Friday, December 12, 2014

The snow is melting

The sun is out and it is warm. The sound of water running off the roof is more than an indication that the snow that has blanketed it for more than a week is melting. The icicles are dropping like spears to the ground below and everywhere is the thumping and crashing sound as large piles of snow that have been clinging to the tree branches fall.

The green leaves of the oaks and pines are predominant again and I, at last, am able to clean the sunflower husks that have been frozen to the glass table outside. For days the squirrel feeder was frozen there also. In the mountains in the distance more brown earth is revealed that formerly was white with snow.

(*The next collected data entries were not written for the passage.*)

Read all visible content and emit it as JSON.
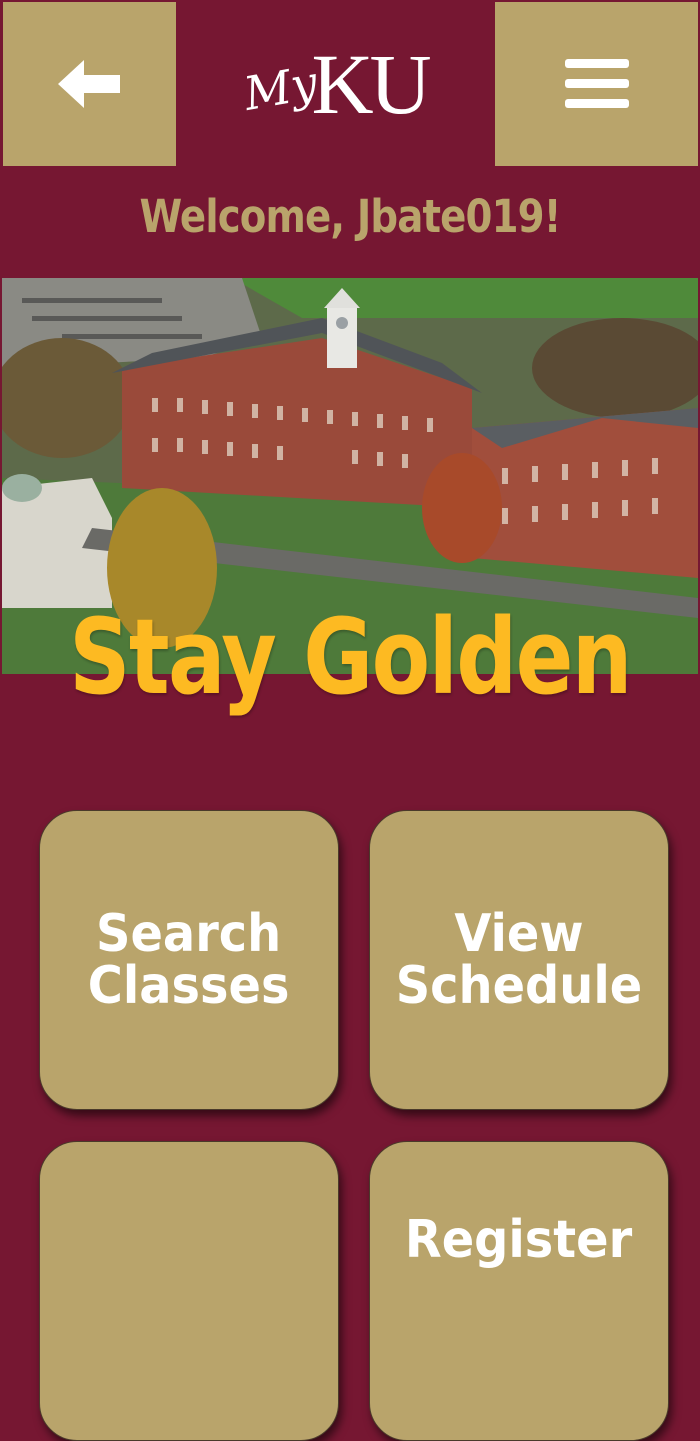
{
  "header": {
    "back_icon": "arrow-left-icon",
    "menu_icon": "hamburger-menu-icon",
    "logo_my": "My",
    "logo_ku": "KU"
  },
  "welcome_text": "Welcome, Jbate019!",
  "hero": {
    "slogan": "Stay Golden"
  },
  "tiles": [
    {
      "label": "Search\nClasses"
    },
    {
      "label": "View\nSchedule"
    },
    {
      "label": ""
    },
    {
      "label": "Register"
    }
  ],
  "colors": {
    "maroon": "#761732",
    "gold": "#b9a46b",
    "slogan_yellow": "#fdba22",
    "white": "#ffffff"
  }
}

The branches that were bowed under with the weight of winter are beginning to straighten, except my small maple which is still resting its head on the ground. The sound is of rainfall in a forest. The clouds this morning were crimson and gray floating like individual puffs of cotton candy while the quarter moon still hung high in the sky greeting me with its pale golden light. I love daybreak.

The beginning of a new day. It's like the opening lines of a good book leaving you in anticipation of what is in store as you continue reading. Each sunrise is as individual as the inhabitants of this little town, as are the houses and the lives within them.

As the sky brightens activity increase. Soon the sound of birds breaks the silence, and my resident pesky little squirrel, for once, arrived early announcing his coming with footfalls or rather paw-falls, on the roof. The cats ran to greet him at the window that looks out onto the deck.

He acknowledged them in his usual grandiose style as if he were a start in a play and the curtain had just risen. All that was missing was the applause. He always eats the peanuts as his first course.

The snow is beginning to recced from my barrel planter and the bulbs I was concerned might have frozen are showing their little heads, green and healthy despite their long sojourn beneath a foot of snow. I was grateful for their hardiness and determination and anticipate their future blooms.